While in Jerez recently I happened upon an exhibition of paintings by Manolo Tosar Granados. Not a painter I had ever come across before, I was glad that I saw his show. Granados is still painting in his native Spain, although many of these works were from the nineteen nineties.
The exhibition focuses on two main themes in his paintings – first, his studies of light as it falls on the angled planes of the ‘white villages’ of Andalucia, or an idealized version thereof, and second, figures in a desert landscape. But, in addition to these large canvases and smaller canvases which support the larger works, there is also a group of naturalistic portraits and figures and some pictures of coastal towns like Rota. The image to the left is one such.

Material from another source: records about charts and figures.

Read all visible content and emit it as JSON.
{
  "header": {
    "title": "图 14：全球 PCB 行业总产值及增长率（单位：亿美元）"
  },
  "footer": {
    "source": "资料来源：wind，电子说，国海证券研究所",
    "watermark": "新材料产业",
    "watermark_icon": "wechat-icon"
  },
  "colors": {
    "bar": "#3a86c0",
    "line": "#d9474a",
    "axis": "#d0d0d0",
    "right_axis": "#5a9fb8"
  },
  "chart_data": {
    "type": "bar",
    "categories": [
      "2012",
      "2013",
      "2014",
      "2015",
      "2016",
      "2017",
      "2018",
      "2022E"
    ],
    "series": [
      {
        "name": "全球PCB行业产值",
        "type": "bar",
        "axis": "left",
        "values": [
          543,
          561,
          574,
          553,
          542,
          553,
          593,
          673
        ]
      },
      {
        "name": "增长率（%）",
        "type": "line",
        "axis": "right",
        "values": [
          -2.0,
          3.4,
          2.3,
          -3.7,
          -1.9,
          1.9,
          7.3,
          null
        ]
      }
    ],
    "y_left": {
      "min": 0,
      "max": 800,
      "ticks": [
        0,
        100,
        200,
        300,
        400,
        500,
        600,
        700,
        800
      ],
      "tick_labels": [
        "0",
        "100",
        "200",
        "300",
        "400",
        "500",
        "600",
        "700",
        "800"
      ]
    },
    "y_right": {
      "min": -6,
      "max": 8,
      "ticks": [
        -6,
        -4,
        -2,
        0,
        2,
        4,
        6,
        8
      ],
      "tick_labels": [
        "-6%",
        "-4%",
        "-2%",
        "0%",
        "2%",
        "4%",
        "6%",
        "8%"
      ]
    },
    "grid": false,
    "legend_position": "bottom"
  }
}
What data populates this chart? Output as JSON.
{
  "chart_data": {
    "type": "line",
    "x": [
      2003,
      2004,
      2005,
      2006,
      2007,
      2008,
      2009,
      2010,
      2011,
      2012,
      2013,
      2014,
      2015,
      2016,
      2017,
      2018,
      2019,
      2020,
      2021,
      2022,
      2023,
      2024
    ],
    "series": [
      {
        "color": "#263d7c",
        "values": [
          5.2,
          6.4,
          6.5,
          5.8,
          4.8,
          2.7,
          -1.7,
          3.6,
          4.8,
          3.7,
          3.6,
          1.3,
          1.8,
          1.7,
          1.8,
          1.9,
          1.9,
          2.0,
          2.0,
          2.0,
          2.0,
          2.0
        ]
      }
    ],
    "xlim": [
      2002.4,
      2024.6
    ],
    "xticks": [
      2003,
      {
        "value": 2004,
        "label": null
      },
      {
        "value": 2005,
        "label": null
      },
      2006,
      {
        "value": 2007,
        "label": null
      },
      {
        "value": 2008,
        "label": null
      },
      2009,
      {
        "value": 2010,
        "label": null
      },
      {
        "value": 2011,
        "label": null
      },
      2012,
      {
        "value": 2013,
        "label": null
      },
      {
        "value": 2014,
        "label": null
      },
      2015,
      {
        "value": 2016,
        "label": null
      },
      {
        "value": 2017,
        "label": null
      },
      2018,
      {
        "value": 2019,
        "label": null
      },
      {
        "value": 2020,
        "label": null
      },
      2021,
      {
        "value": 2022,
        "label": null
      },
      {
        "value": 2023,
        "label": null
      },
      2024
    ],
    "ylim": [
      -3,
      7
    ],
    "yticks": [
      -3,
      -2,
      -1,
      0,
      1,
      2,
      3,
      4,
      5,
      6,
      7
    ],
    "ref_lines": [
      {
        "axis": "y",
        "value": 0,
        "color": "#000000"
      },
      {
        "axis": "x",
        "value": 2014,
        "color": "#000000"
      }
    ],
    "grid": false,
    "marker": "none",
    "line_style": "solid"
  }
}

The pueblos blancos pictures portray a number of different hill-top villages, each containing the same or similar elements – the out-line of a distant church, white plastered houses, flat and pan-tiled roofs, narrow, winding alleyways. These are juxtaposed differently in different paintings and catch the light in different ways. Often there is a figure of a woman walking along an alley, only just within our field of vision, about to disappear around a bend or corner. The light is always white bright. These are beautiful and I covet one. The photographs within this article come nowhere near doing them justice.
The desert pictures are much more colourful. They invariably show a group or tribe of gaily dressed people, some walking towards the viewer, some away, in a flat desert landscape. Sometimes there is a building, a church or caravanserai, but there is always a musician, a lutenist or guitarist. One shows the group in a wide flame-lit courtyard dancing and singing at night, with the title ‘Goyaesques’ and the figures are not unlike late Goya figures, though not so dark as the Black Paintings, they have something of that grotesque quality about them and are similar to figures in Goya’s Caprichos.

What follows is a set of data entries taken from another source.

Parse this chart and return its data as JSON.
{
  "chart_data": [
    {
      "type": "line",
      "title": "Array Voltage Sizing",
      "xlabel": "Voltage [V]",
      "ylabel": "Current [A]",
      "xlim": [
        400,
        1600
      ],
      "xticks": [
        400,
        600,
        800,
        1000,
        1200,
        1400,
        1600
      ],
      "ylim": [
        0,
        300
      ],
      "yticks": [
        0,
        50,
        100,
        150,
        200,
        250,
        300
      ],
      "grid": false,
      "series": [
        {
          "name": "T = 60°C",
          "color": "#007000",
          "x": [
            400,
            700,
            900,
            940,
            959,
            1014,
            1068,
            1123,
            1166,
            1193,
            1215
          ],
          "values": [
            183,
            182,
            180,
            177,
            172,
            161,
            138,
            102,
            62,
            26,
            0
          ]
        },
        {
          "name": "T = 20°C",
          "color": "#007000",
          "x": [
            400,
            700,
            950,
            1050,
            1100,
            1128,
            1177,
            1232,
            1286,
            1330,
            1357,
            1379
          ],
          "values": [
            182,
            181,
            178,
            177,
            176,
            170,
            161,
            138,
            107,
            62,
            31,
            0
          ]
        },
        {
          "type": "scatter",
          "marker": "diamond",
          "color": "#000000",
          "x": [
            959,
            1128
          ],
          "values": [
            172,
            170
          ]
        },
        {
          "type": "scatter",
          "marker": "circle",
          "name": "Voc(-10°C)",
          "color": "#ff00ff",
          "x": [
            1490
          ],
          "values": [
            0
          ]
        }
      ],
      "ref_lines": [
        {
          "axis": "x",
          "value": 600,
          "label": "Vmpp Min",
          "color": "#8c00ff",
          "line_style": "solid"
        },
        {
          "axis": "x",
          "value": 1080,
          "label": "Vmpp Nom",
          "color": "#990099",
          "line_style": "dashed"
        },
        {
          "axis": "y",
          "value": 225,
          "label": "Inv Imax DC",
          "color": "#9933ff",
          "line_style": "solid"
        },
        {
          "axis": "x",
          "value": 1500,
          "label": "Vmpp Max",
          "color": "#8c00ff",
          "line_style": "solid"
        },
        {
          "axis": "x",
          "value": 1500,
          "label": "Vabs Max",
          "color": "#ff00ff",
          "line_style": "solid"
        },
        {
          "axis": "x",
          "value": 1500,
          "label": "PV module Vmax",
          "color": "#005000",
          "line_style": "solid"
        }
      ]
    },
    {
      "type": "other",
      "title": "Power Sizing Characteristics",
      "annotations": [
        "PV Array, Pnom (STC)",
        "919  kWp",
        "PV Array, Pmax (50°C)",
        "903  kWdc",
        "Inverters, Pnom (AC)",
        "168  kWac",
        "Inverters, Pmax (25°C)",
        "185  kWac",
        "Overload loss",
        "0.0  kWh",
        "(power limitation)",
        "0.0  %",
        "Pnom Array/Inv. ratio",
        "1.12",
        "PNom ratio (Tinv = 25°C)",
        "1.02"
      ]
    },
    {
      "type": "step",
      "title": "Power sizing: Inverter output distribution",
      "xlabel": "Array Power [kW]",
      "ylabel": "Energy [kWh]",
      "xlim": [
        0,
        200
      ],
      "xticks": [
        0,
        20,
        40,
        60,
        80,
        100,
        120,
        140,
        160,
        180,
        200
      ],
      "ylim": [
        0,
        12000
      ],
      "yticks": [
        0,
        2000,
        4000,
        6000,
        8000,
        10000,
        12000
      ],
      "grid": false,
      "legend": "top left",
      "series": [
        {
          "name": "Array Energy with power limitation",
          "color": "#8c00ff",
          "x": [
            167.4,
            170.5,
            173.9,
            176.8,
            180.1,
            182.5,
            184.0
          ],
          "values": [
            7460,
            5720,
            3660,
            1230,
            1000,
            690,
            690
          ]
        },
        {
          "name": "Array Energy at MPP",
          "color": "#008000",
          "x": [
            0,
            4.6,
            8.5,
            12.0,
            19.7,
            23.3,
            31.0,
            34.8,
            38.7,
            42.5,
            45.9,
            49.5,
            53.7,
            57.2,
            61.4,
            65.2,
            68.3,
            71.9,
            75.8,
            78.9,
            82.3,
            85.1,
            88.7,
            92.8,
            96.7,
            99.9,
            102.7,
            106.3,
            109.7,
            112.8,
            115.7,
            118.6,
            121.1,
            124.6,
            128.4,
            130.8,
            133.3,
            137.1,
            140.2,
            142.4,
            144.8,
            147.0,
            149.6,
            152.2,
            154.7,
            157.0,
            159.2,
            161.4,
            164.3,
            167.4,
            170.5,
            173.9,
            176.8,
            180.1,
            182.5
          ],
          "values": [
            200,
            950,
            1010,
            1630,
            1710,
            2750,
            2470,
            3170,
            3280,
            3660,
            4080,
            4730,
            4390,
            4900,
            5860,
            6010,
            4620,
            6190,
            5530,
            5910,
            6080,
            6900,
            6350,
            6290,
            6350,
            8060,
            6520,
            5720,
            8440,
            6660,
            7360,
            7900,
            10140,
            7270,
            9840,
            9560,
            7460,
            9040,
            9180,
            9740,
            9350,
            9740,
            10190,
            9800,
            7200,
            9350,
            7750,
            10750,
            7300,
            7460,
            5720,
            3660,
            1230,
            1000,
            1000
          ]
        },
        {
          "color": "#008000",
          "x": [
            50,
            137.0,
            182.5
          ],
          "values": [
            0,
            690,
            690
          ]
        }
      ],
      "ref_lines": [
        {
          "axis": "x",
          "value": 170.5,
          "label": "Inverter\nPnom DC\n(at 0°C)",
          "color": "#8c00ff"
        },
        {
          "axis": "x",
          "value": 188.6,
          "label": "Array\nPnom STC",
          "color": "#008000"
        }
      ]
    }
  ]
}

Then there are the portraits, three heads, including self-portrait, which are very good indeed. There is also a mesmerizing large canvas of an aged woman feeding pigeons on a sea wall and a pair of nudes. I will gloss over the somewhat twee picture of children sea-bathing ( although it attracted much popular interest when I was there ).
I will certainly watch out for Tosar Granados in future. The exhibition is in the Sala De Profundis exhibition hall within the Cloisters of Santo Domingo, Alameda Christina, Jerez de la Frontera and runs from 7th October until 15th November 2015. Opening hours are 10.00 until 14.00 and 17.00 until 20.00 Tuesdays to Fridays and 10.00 until 14.00 on Saturdays ad Sundays. Admittance free.